Les États-Unis après le 11 septembre

Des musulmans et des personnes d’origine moyen-orientale ou asiatique, ou qui en avaient l’apparence physique, ont été victimes de réactions hostiles après les attentats du 11 septembre.
Plus de 1 200 personnes, essentiellement des étrangers, ont été incarcérées dans le cadre des enquêtes sur les attentats. Leur détention a été entourée du secret le plus strict, et certaines informations ont fait état de détentions au secret et de mauvais traitements. Les préoccupations en matière de droits humains, soulevées par la législation « antiterroriste » au champ d’application très large adoptée par le Congrès, ont été exacerbées par un décret militaire du président Bush portant création de commissions militaires spéciales habilitées à juger tout ressortissant étranger soupçonné de « terrorisme ». La création de ces commissions revenait à créer une « justice de deuxième classe » pour les étrangers, ces tribunaux devant passer délibérément outre aux garanties les plus élémentaires prévues par le système juridique américain.
À partir du début du mois de janvier, des personnes détenues en Afghanistan, au Pakistan et dans des lieux de détention situés aussi loin de la zone de conflit que la Bosnie-Herzégovine, ont commencé à être transférés dans le camp X-Ray, situé dans la base navale américaine de Guantánamo Bay, à Cuba.

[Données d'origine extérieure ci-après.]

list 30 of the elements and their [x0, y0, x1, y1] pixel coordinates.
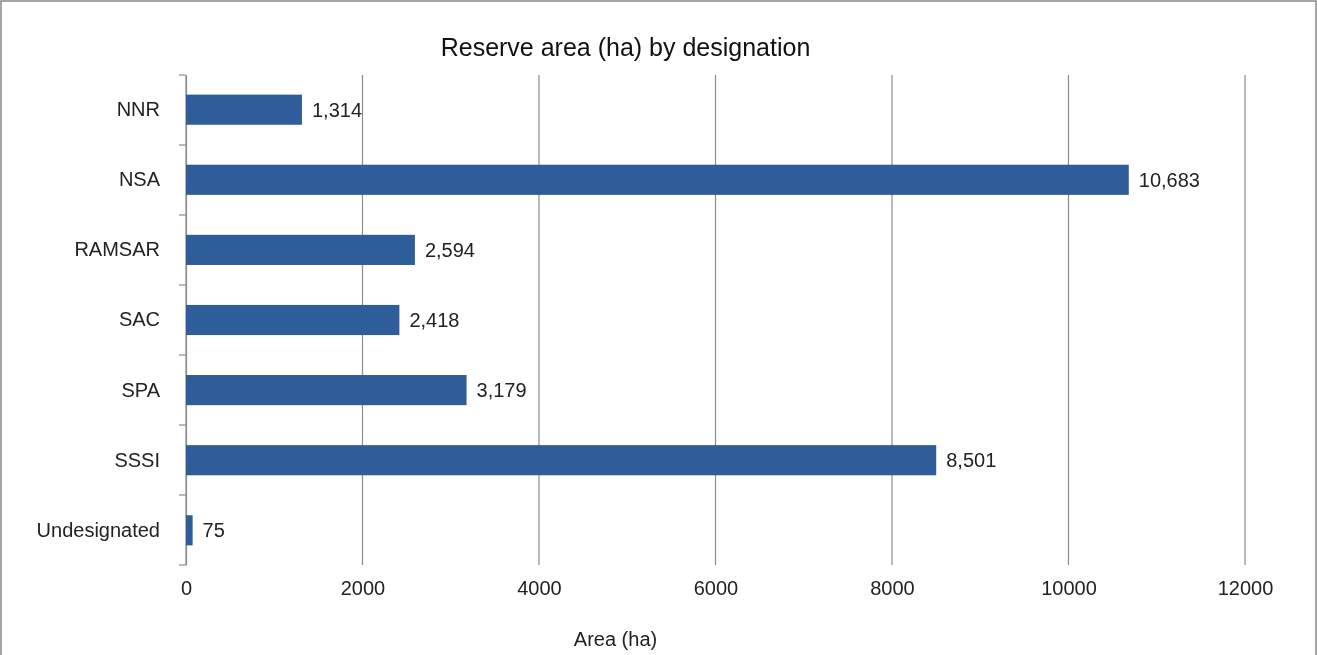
- bar: [186, 94, 302, 125]
- bar: [186, 375, 467, 406]
- bar: [186, 304, 400, 336]
- bar: [186, 515, 193, 546]
- data-label: 3,179: [476, 379, 527, 402]
- x-tick-label: 4000: [517, 577, 562, 600]
- data-label: 75: [202, 519, 225, 542]
- y-tick-label: SAC: [118, 308, 160, 331]
- y-tick-label: NSA: [118, 168, 161, 191]
- chart-title: Reserve area (ha) by designation: [440, 33, 811, 61]
- bar: [186, 234, 415, 265]
- x-tick-label: 8000: [870, 577, 915, 600]
- data-label: 1,314: [311, 98, 363, 121]
- x-tick-label: 6000: [693, 577, 739, 600]
- y-tick-label: SSSI: [114, 448, 160, 471]
- x-tick-label: 2000: [340, 577, 386, 600]
- x-tick-label: 10000: [1041, 577, 1097, 600]
- y-tick-label: SPA: [121, 378, 161, 401]
- y-tick-label: Undesignated: [36, 518, 160, 541]
- data-label: 2,594: [424, 238, 475, 261]
- bar: [186, 445, 937, 476]
- x-tick-label: 0: [180, 577, 193, 600]
- y-tick-label: NNR: [116, 98, 160, 121]
- data-label: 2,418: [409, 309, 460, 331]
- y-tick-label: RAMSAR: [74, 238, 160, 261]
- data-label: 8,501: [946, 449, 997, 472]
- x-tick-label: 12000: [1217, 577, 1274, 600]
- x-axis-title: Area (ha): [573, 628, 658, 650]
- data-label: 10,683: [1138, 168, 1200, 191]
- bar: [186, 164, 1129, 195]
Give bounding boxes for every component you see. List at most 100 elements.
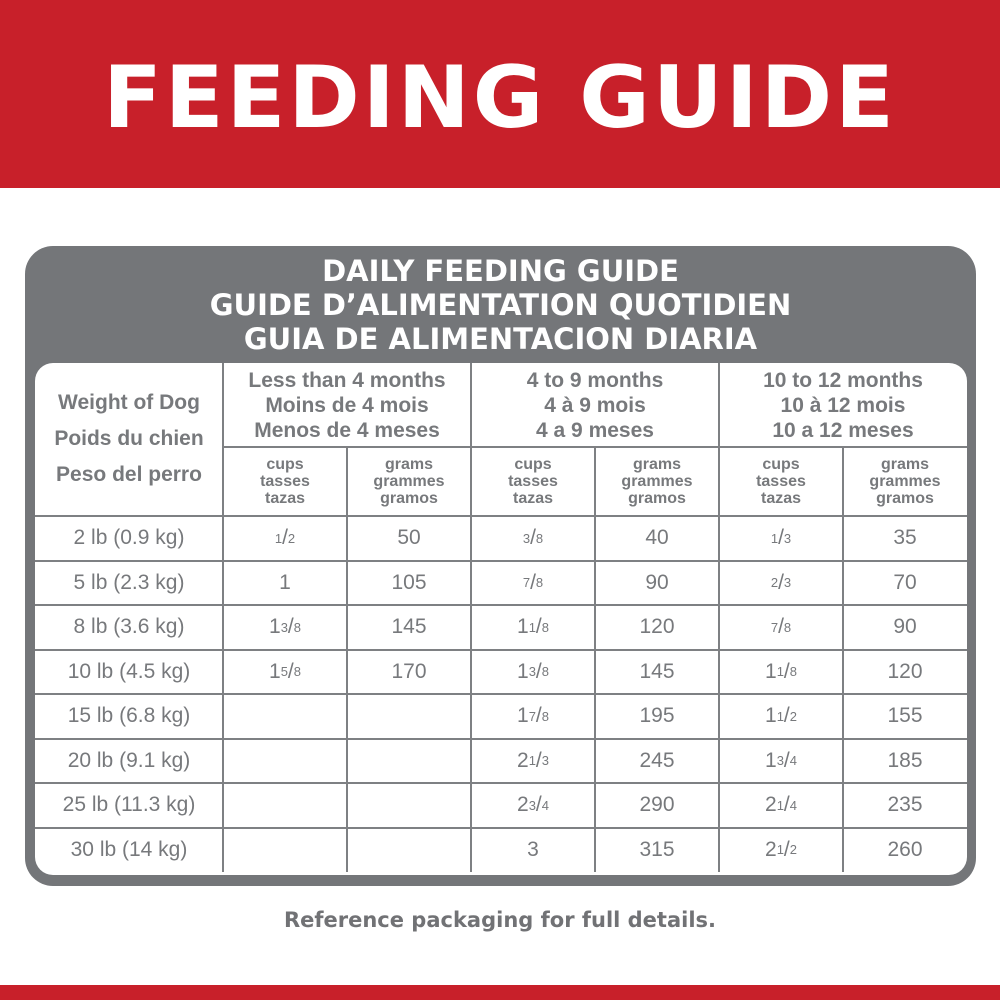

Dans ce camp, les détenus ont été maintenus dans un « vide juridique » : ils n’avaient pas le statut de « prisonnier de guerre », en violation des Conventions de Genève, et les droits dont peuvent se prévaloir les suspects de droit commun aux termes des normes internationales leur étaient refusés. En avril, Amnesty International a enjoint les autorités américaines de faire concorder leurs actions avec les lois et nomes internationales. L’organisation n’a reçu aucune réponse à ses demandes de visite auprès des détenus de Guantánamo.
Au mois de février, des délégués d’Amnesty International ont pu visiter dans le New Jersey deux des centres dans lesquels des personnes avaient été placées en détention à la suite des attentats du 11 septembre, mais se sont vu refuser le droit de se rendre dans le Metropolitan Detention Center (Centre de détention métropolitain) à New York. Ils ont constaté que, six mois après les attentats, un grand nombre de personnes qui avaient été placées en détention au lendemain du 11 septembre pour violation présumée à la législation sur l’immigration continuaient d’être privées de certains droits élémentaires selon le droit international.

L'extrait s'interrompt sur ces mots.